One of the 25 mile loops at Dynamite Dash. I had the enviable task of pre-riding two of the loops in Tonto National Forest on Monday.
One of our winter guests pointed out to me how much confidence I have obviously built in barefoot in the last forty weeks without shoes. And he’s right: I would never have gone out there barefoot on such a long training ride 12 days before a 100 mile race if I did not have such a high level of comfort that this is the best way for my horses to go.
Far moves boldly and with ease through sand, rock and decomposed granite. His heels are decontracting nicely and his feet look healthy. We’ve had a fairly wet winter down here in south central Arizona – and I think the regular wetness in the ground has really helped his feet expand.
Far: amazingly tough feet. They still look flat to me, but there is obviously change going on.
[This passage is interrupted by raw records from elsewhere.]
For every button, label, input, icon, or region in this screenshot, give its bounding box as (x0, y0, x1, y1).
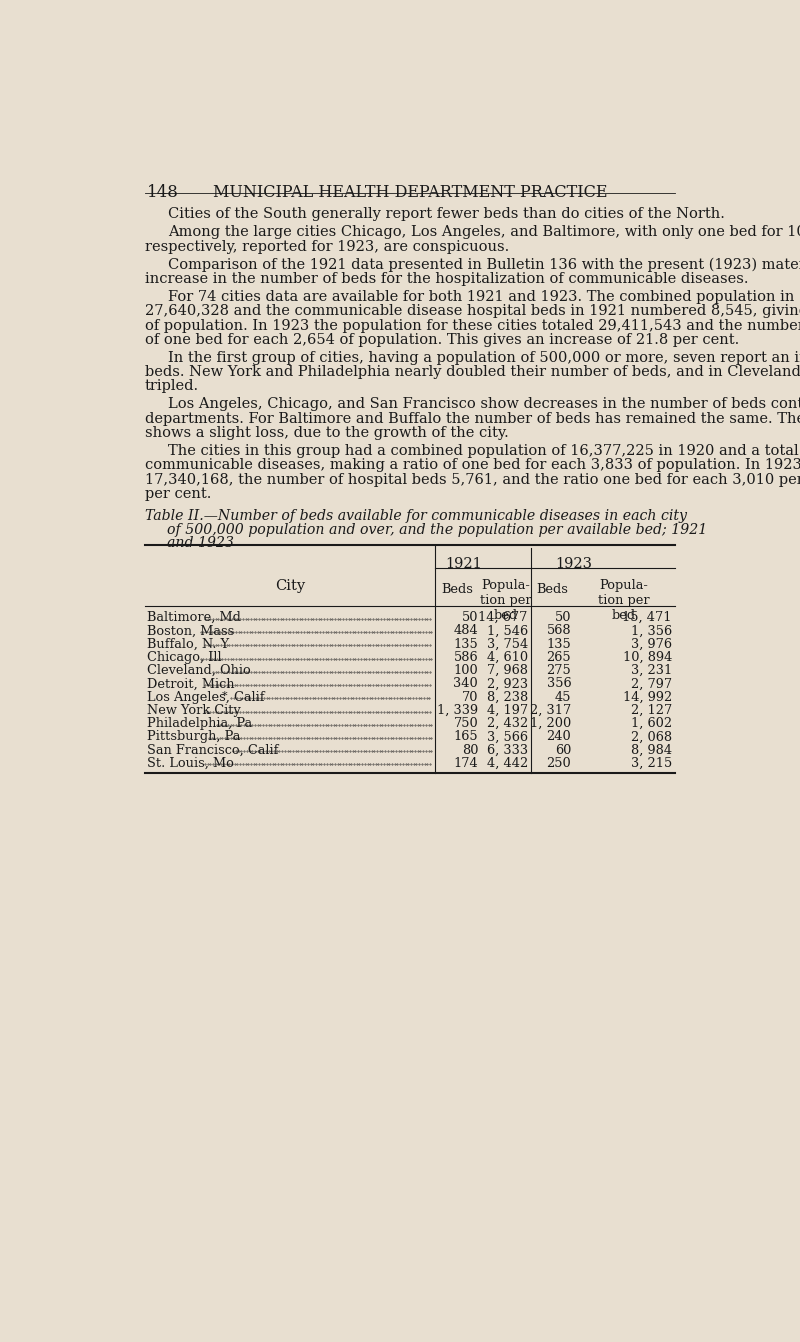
Text: New York City: New York City (147, 703, 241, 717)
Text: 2, 432: 2, 432 (486, 717, 528, 730)
Text: Los Angeles, Calif: Los Angeles, Calif (147, 691, 265, 703)
Text: MUNICIPAL HEALTH DEPARTMENT PRACTICE: MUNICIPAL HEALTH DEPARTMENT PRACTICE (213, 184, 607, 201)
Text: 484: 484 (454, 624, 478, 637)
Text: 356: 356 (546, 678, 571, 690)
Text: 4, 610: 4, 610 (486, 651, 528, 664)
Text: 340: 340 (454, 678, 478, 690)
Text: City: City (275, 578, 305, 593)
Text: 50: 50 (462, 611, 478, 624)
Text: 250: 250 (546, 757, 571, 770)
Text: Among the large cities Chicago, Los Angeles, and Baltimore, with only one bed fo: Among the large cities Chicago, Los Ange… (168, 225, 800, 239)
Text: Beds: Beds (536, 584, 568, 596)
Text: 4, 197: 4, 197 (486, 703, 528, 717)
Text: per cent.: per cent. (145, 487, 211, 501)
Text: Los Angeles, Chicago, and San Francisco show decreases in the number of beds con: Los Angeles, Chicago, and San Francisco … (168, 397, 800, 412)
Text: 17,340,168, the number of hospital beds 5,761, and the ratio one bed for each 3,: 17,340,168, the number of hospital beds … (145, 472, 800, 487)
Text: 8, 238: 8, 238 (486, 691, 528, 703)
Text: Boston, Mass: Boston, Mass (147, 624, 234, 637)
Text: 135: 135 (454, 637, 478, 651)
Text: 14, 992: 14, 992 (622, 691, 672, 703)
Text: 3, 566: 3, 566 (486, 730, 528, 743)
Text: Philadelphia, Pa: Philadelphia, Pa (147, 717, 253, 730)
Text: 568: 568 (546, 624, 571, 637)
Text: tripled.: tripled. (145, 380, 199, 393)
Text: 750: 750 (454, 717, 478, 730)
Text: 586: 586 (454, 651, 478, 664)
Text: beds. New York and Philadelphia nearly doubled their number of beds, and in Clev: beds. New York and Philadelphia nearly d… (145, 365, 800, 378)
Text: of 500,000 population and over, and the population per available bed; 1921: of 500,000 population and over, and the … (166, 522, 707, 537)
Text: 2, 317: 2, 317 (530, 703, 571, 717)
Text: 3, 976: 3, 976 (631, 637, 672, 651)
Text: Table II.—Number of beds available for communicable diseases in each city: Table II.—Number of beds available for c… (145, 510, 687, 523)
Text: Beds: Beds (442, 584, 474, 596)
Text: 3, 754: 3, 754 (486, 637, 528, 651)
Text: 14, 677: 14, 677 (478, 611, 528, 624)
Text: of one bed for each 2,654 of population. This gives an increase of 21.8 per cent: of one bed for each 2,654 of population.… (145, 333, 739, 346)
Text: 8, 984: 8, 984 (631, 743, 672, 757)
Text: 7, 968: 7, 968 (486, 664, 528, 678)
Text: of population. In 1923 the population for these cities totaled 29,411,543 and th: of population. In 1923 the population fo… (145, 318, 800, 333)
Text: increase in the number of beds for the hospitalization of communicable diseases.: increase in the number of beds for the h… (145, 272, 749, 286)
Text: departments. For Baltimore and Buffalo the number of beds has remained the same.: departments. For Baltimore and Buffalo t… (145, 412, 800, 425)
Text: 1923: 1923 (555, 557, 592, 572)
Text: For 74 cities data are available for both 1921 and 1923. The combined population: For 74 cities data are available for bot… (168, 290, 800, 305)
Text: 70: 70 (462, 691, 478, 703)
Text: St. Louis, Mo: St. Louis, Mo (147, 757, 234, 770)
Text: Chicago, Ill: Chicago, Ill (147, 651, 222, 664)
Text: 45: 45 (554, 691, 571, 703)
Text: and 1923: and 1923 (166, 535, 234, 550)
Text: 4, 442: 4, 442 (486, 757, 528, 770)
Text: Pittsburgh, Pa: Pittsburgh, Pa (147, 730, 241, 743)
Text: 165: 165 (454, 730, 478, 743)
Text: communicable diseases, making a ratio of one bed for each 3,833 of population. I: communicable diseases, making a ratio of… (145, 458, 800, 472)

I also rode Redford 11 miles without boots. He had an aggressive trim a couple of weeks ago a day after three days of constant rain. He was sore for a few days. When I rode him last weekend he was very comfortable over all but the rockiest sections of the trail – it proves to me that each horse reacts very differently to barefoot/booted – even when conditions and diet are the same.
You’ve got to be committed
One of the lessons Redford has taught me is that there is more to natural horse care than just pulling the shoes.
An extreme: this photo was taken at the Scottsdale Arabian Horse Show last weekend.
Diet may be one of the most surprising factors in a horse’s ability to go down the trail comfortably. With Redford, Rocky and Rain, there is a direct correlation between a starchy diet and tender feet. If I feed a grain hay, oats or beet pulp, Redford is almost instantly different in his way of going. Far seems to be the only one of the four who doesn’t demonstrate a reaction to sugar.
You’ve got to move, too
Another shocker is the correlation between movement and hoof growth. Using natural hoof trimming principles, I usually trim Far once a week while he is working and it is shocking to see how much his feet are growing now compared to the ten-week break I gave him after he completed Tevis. The growth is not just in length of hoof, but also in width and shape – something I never saw when my horses were shod.
This is obviously not Far – but definitely worth seeing. Also from the Scottsdale show.
Ride the curve
There is lots of information to digest – and you’ve got to want to learn and to be curious and bold and experiment here and there. The EasyCare website has good information to get you started, but nothing equals getting out there and doing it for yourself. If you’re anything like me, you’ll love having greater control over your equine partner’s feet instead of having to deal with horse hoof problems on an ongoing basis.
Far got first place middleweight in the Southwest regional standings in 2009: an accomplishment I directly attribute to using Easycare boots.